Царь торопливо прошел в Крестовую палату, где его уже ожидал духовник Андрей Савинович. Протопоп благословил государя, коснувшись крестом лба и щек; один из крестовых дьяков в это время поставил на налой5 перед иконостасом образы святых, чья память отмечалась сегодня, – преподобного Максима Исповедника, мучеников Неофита, Валериана, Кандида, Евгения, Акилы, а также мученицы Агнии-девы.
Надев очки в золотой оправе, царь раскрыл молитвенник и углубился в чтение.
После моления Андрей Савинович читал государю духовное слово. Имея в виду предстоявшие в праздник дела благотворения, выбрал подходящее место из Даниила Заточника:
– «Княже мой, господине! Явише зрак лица своего, яко глас твой сладок и образ твой красен; мед источают уста твои, и послание твое аки райский плод.

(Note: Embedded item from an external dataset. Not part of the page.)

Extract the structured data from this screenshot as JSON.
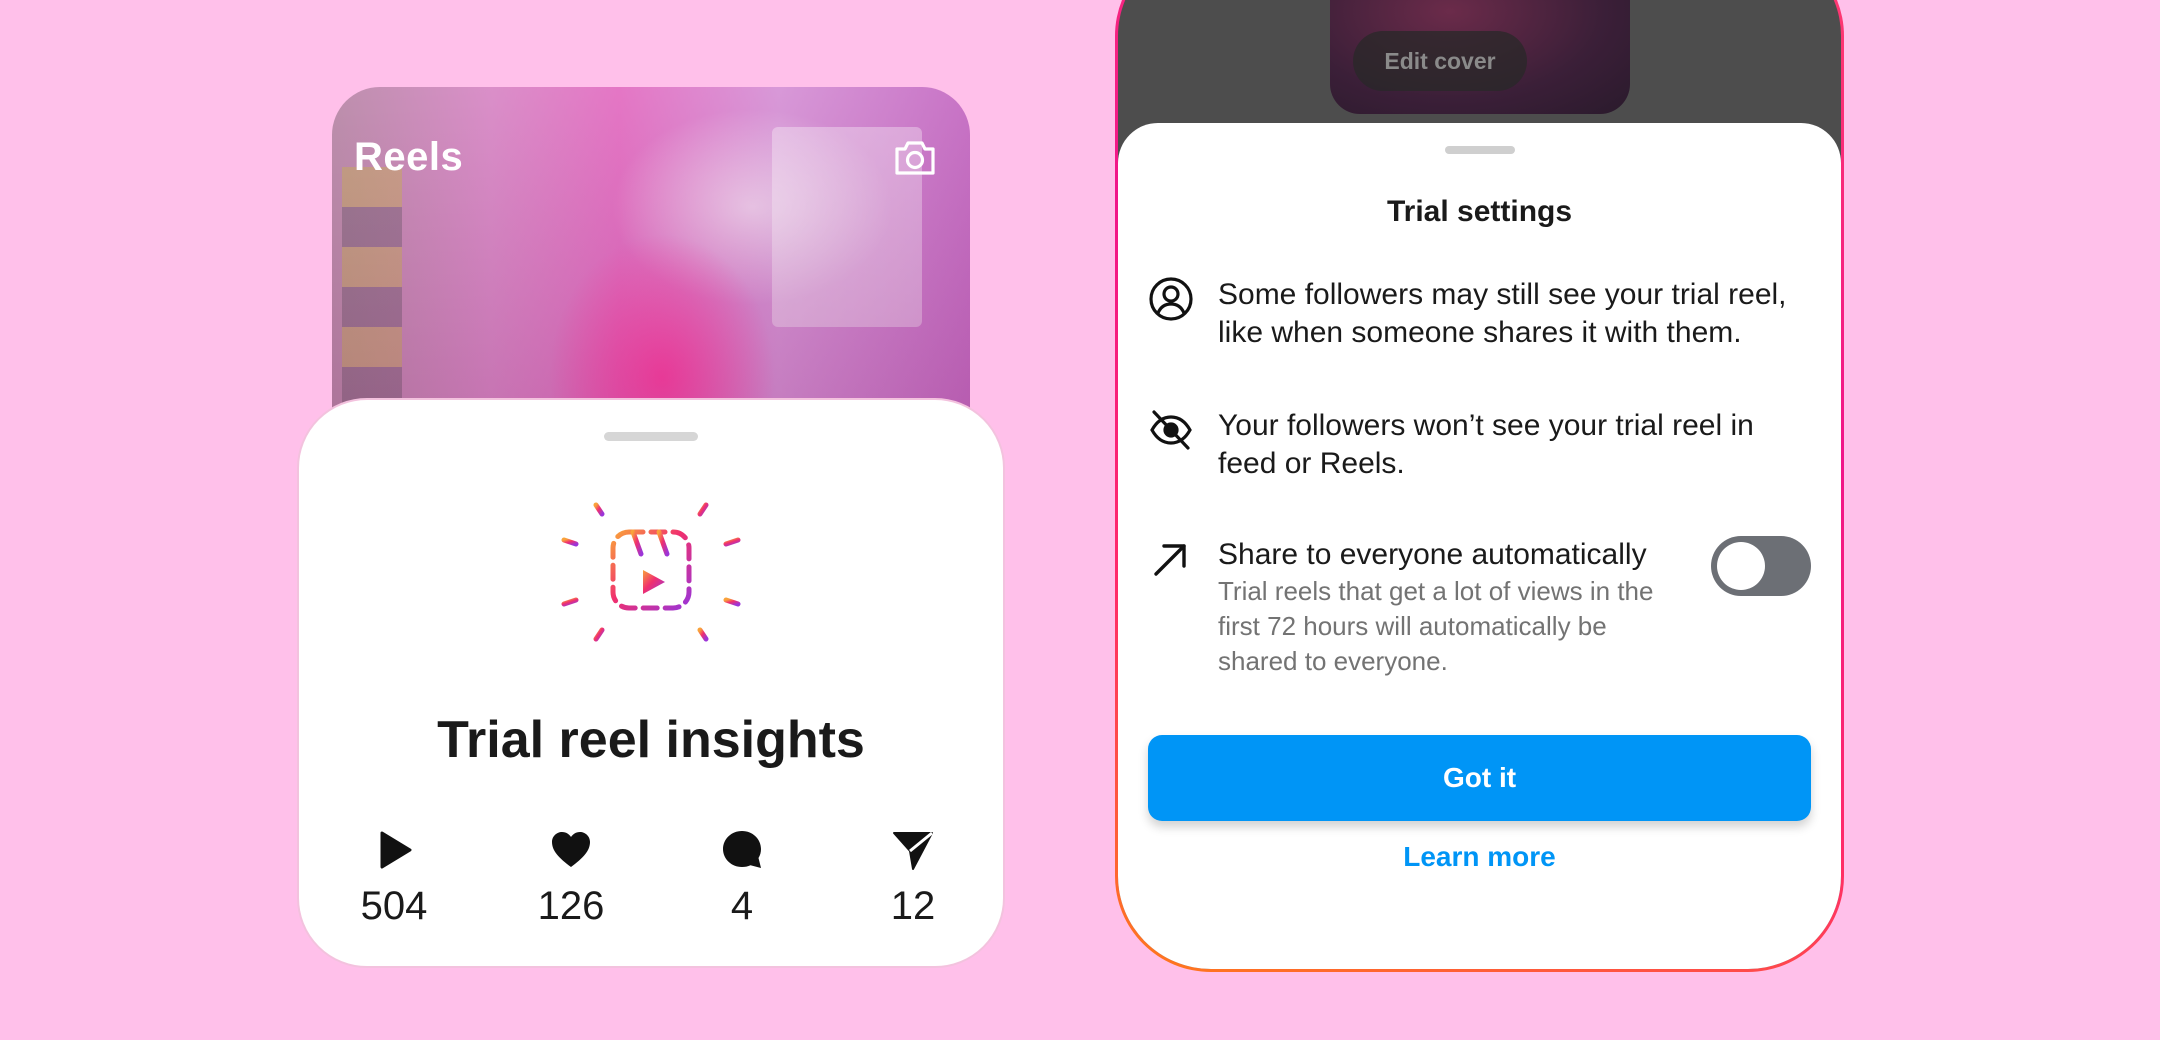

Но, веселясь многими брашнами, помяни и меня, сухой хлеб ядящего; пия сладкое питие, вспомни обо мне, пьющем стоячую болотную воду; лежа на мягких постелях под собольими одеялами, помяни меня, под единым платом лежащего и зимою умирающего, под каплями дождевыми аки стрелами сердце пронзающими.
Да не будет, княже мой, господине, рука твоя согбена на подаяние убогим: как чашею моря не исчерпать, так и подаянием твоего дома не истощить. И как невод не удерживает воду, только единые рыбы, так и ты, княже, не удерживай ни злата, ни серебра, но раздавай людям».
Смиренно выслушав поучение, Алексей Михайлович тотчас послал ближнего человека к царице спросить, как почивала. Затем сам отправился в Переднюю палату поздороваться с ней.
Вдвоем слушали заутреню в Столовой палате. Расставшись с царицей до обедни, Алексей Михайлович по обычаю сделал тайный выход в тюрьмы и богадельни в сопровождении только отряда стрельцов и подьячих Тайного приказа. Раздавал из собственных рук милостыню тюремным сидельцам, польским полонянникам, убогим и увечным, говорил утешительные слова, целовал больных в уста. После литургии сел за праздничный стол с патриархом, властями и боярами. К концу трапезы он почувствовал себя нехорошо, но остался за столом, не желая внезапным уходом прервать общее веселье. С побледневшим лицом досидел до конца пира и даже пошел потом смотреть комедийное действо с музыкой, как вдруг, посреди представления, тяжело задышал, заметался, стал рвать ворот на рубахе… Перепуганные бояре под руки увели царя в опочивальню.
К утру все прошло. Домашние, бояре повеселели, за обедом хором пропели многие лета. Алексей Михайлович слушал, ласково улыбался, но думал о своем. Вот она, жизнь человеческая. Ты царствуешь, ты великий государь. Казнишь и милуешь. Присоединяешь земли, приобретаешь венцы. Сидишь на отеческом престоле, не зная ни господина, ни соперников, – самодержец волею Божьей, а не людским хотением. Но в конце концов, ты всего лишь царь на час; придет она, твоя владычица, и отнимет и престол, и державу, и венцы. Первый здесь, станешь последним там. На все Его святая воля, он не смеет роптать – и без того истощил долготерпение Господне, ибо по многим своим грехам не годится и во псы, не то что в цари. Да что царство земное! Лучше быть маленькой звездочкой там, у небесного престола, нежели солнцем здесь, на земле6.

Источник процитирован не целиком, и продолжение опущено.